Abstract: Microfluidic devices have been used in various biological experiments. The working temperature of the devices spans a wide range (approximately 23–95 °C). Among thermoplastic materials, cycloolefin polymers (COP) are promising materials for microfluidic devices. This is because COP can overcome the well-known disadvantages of polydimethylsiloxane, a commonly used material, and have the advantage of better observability than polystyrene and polymethyl methacrylate. However, most COP-based devices are fabricated using solvents and adhesives during the bonding process.

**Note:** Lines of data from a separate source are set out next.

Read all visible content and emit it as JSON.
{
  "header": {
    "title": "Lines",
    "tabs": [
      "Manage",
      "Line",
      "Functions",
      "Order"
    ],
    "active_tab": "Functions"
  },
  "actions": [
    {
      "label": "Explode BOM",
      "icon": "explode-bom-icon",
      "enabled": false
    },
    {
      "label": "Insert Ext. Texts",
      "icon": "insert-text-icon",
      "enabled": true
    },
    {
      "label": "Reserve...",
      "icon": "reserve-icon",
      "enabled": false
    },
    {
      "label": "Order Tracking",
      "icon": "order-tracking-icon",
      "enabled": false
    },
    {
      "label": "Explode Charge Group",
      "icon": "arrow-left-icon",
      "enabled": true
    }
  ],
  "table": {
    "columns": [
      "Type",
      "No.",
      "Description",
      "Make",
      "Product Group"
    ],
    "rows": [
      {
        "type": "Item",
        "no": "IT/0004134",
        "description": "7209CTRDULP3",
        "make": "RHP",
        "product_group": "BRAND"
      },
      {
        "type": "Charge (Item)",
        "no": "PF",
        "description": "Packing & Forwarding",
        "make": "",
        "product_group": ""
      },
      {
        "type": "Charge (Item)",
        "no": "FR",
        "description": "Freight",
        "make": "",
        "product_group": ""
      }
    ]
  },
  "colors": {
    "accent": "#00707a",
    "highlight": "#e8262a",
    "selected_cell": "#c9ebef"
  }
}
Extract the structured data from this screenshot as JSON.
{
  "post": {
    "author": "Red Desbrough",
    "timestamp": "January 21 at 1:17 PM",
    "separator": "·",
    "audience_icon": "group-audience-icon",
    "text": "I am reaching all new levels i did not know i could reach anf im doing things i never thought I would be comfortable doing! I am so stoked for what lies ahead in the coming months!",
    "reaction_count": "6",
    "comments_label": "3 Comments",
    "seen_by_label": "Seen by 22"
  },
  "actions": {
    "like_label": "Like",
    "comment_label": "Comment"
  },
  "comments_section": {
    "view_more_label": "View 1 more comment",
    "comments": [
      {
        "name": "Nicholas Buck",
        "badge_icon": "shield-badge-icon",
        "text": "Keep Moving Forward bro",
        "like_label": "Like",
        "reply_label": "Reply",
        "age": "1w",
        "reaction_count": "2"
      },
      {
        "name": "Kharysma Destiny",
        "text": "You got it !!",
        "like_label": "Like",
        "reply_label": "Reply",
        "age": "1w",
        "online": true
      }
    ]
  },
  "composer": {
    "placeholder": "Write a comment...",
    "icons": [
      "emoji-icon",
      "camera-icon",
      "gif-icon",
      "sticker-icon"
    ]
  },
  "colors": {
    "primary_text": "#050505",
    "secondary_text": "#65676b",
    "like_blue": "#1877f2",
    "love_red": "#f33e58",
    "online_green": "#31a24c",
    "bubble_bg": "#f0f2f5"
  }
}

These solvents, which are known to affect biological experiments, may remain in the device and be released during the experiments. It is necessary to investigate whether solvents are actually released and, if so, how they are released. Here we introduce thermal desorption spectroscopy (TDS) as a simple and quantitative method to observe solvent release from solvent-bonded and vacuum ultraviolet (VUV)-bonded products. Solvents are released from the solvent-bonded product at 31.5 °C, suggesting that it may have negative effects on various biological experiments. On the other hand, the VUV-bonded product releases solvents (cyclohexane and toluene), which are used during olefin polymerization in the synthesis process of COP, at temperatures above 84 °C. Therefore, the experiments conduct below 84 °C (e.g., in situ hybridization, reverse transcription and loop-mediated isothermal amplification) were not affected. In addition, the amount of solvent released above 84 °C is small (1/548 to 1/913 of the solvent-bound product), so it is expected that the extent of the effect on experiments conducted above 84 °C (reverse transcription and polymerase chain reaction) is small, if there is any. We conclude that solvent-bound devices can have undesirable effects in many biological applications, not just cell culture. We believe that evaluating solvent release from devices is important for the development of new devices in the future.